Por Silvia Bissoli
O anúncio do fechamento de mais lojas da Lojas Marisa, incluindo sua flagship na Avenida Paulista, acendeu um alerta que vai muito além de uma grande rede em dificuldade. Ele revela algo maior: o varejo brasileiro está diante de um processo profundo de reorganização e quem ignora essa mudança, seja gigante ou microempreendedor, será inevitavelmente engolido pelo mercado.
Se marcas tradicionalmente conhecidas, com escala, histórico e reconhecimento nacional enfrentam dificuldades para manter pontos de vendaabertos, o que isso significa para o pequeno lojista? Significa que a lógica do consumo mudou; que o cliente está mais exigente, mais omnichannel, mais seletivo; e que a competição hoje não é mais apenas com a loja ao lado, mas com o marketplace que entrega amanhã, com o TikTok que define tendências em minutos e com o desejo volátil de um consumidor pressionado por renda, preços e experiência.

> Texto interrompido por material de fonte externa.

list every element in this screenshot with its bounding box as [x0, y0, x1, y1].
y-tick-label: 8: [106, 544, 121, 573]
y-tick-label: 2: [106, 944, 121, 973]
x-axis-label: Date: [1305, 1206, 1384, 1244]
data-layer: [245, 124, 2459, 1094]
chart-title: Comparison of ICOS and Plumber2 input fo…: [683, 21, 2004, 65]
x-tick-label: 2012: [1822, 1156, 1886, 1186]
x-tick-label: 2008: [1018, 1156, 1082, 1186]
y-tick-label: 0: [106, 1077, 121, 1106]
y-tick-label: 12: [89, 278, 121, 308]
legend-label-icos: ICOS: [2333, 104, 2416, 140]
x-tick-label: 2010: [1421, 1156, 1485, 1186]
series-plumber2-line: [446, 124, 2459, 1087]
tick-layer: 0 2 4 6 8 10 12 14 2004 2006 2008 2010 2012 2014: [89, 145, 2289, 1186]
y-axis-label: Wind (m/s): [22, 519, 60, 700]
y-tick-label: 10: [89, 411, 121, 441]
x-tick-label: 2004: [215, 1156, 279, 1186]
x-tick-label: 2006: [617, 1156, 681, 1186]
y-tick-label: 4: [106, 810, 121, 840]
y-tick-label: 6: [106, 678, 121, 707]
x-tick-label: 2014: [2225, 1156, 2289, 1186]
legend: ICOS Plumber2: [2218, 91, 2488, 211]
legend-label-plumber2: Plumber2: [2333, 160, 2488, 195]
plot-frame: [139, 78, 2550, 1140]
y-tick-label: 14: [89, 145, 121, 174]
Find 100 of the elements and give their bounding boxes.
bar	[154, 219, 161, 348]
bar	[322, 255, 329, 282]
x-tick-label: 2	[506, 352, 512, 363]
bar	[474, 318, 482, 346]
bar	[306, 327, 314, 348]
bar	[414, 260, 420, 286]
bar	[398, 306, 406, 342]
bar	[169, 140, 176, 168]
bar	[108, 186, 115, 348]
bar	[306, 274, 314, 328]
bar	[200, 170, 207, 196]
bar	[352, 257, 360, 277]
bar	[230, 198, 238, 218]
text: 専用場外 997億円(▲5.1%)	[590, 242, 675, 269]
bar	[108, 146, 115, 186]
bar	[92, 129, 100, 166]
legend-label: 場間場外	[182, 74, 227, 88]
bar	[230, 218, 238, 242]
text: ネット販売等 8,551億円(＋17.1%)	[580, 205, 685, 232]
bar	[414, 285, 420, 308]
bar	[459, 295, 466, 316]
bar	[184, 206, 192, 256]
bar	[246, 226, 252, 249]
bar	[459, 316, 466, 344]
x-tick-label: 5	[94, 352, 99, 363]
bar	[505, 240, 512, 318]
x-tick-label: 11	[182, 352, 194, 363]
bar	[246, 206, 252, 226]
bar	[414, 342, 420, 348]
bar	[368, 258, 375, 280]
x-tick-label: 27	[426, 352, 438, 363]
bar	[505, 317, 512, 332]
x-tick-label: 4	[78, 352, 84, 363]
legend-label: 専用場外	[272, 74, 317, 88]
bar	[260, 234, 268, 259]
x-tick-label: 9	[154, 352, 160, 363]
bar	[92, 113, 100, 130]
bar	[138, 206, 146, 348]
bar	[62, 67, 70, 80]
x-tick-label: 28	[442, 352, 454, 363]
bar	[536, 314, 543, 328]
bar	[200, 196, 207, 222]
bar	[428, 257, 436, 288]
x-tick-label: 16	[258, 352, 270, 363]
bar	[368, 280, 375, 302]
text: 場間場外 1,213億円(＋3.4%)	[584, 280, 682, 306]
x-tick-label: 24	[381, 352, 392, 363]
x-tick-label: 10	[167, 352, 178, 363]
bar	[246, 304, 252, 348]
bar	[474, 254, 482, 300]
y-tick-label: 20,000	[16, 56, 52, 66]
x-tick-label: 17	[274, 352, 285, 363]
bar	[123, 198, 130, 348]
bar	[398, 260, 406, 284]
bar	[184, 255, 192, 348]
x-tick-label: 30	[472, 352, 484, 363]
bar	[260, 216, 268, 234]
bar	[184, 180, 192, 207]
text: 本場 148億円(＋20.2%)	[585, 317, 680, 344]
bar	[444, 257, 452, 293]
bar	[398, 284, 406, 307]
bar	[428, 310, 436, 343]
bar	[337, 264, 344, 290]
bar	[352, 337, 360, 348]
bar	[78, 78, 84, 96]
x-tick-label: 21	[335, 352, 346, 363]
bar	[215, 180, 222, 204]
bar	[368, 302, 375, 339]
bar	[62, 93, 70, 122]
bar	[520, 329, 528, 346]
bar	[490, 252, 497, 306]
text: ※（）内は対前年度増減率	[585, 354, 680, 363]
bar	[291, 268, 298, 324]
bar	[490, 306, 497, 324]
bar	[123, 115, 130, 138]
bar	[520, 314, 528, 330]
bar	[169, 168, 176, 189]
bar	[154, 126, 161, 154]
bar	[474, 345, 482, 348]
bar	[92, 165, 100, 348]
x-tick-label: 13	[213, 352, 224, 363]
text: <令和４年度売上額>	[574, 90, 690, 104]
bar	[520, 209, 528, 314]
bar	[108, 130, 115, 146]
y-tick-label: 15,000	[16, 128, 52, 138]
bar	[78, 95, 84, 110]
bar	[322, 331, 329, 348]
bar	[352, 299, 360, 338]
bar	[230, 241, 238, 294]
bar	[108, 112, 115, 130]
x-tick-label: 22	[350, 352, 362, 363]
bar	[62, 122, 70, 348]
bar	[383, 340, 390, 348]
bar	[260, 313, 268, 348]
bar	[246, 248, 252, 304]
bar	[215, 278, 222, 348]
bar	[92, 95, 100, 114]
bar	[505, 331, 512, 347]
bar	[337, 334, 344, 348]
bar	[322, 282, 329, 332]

A lógica do consumo mudou; que o cliente está mais exigente, mais omnichannel, mais seletivo
A verdade dura é simples: quem continua fazendo promoção “de última hora”, sem estratégia, sem olhar para margem, estoque, dados e posicionamento, não está vendendo, está só queimando caixa. E caixa, no varejo, é oxigênio.
A notícia do fechamento da Marisa deveria servir como espelho para milhares de lojistas que ainda tratam promoção como “descontinho” improvisado, vitrine de liquidação mal planejada ou campanha repetida do ano passado. O varejo não perdoa amadores. Ele exige método, consistência e visão.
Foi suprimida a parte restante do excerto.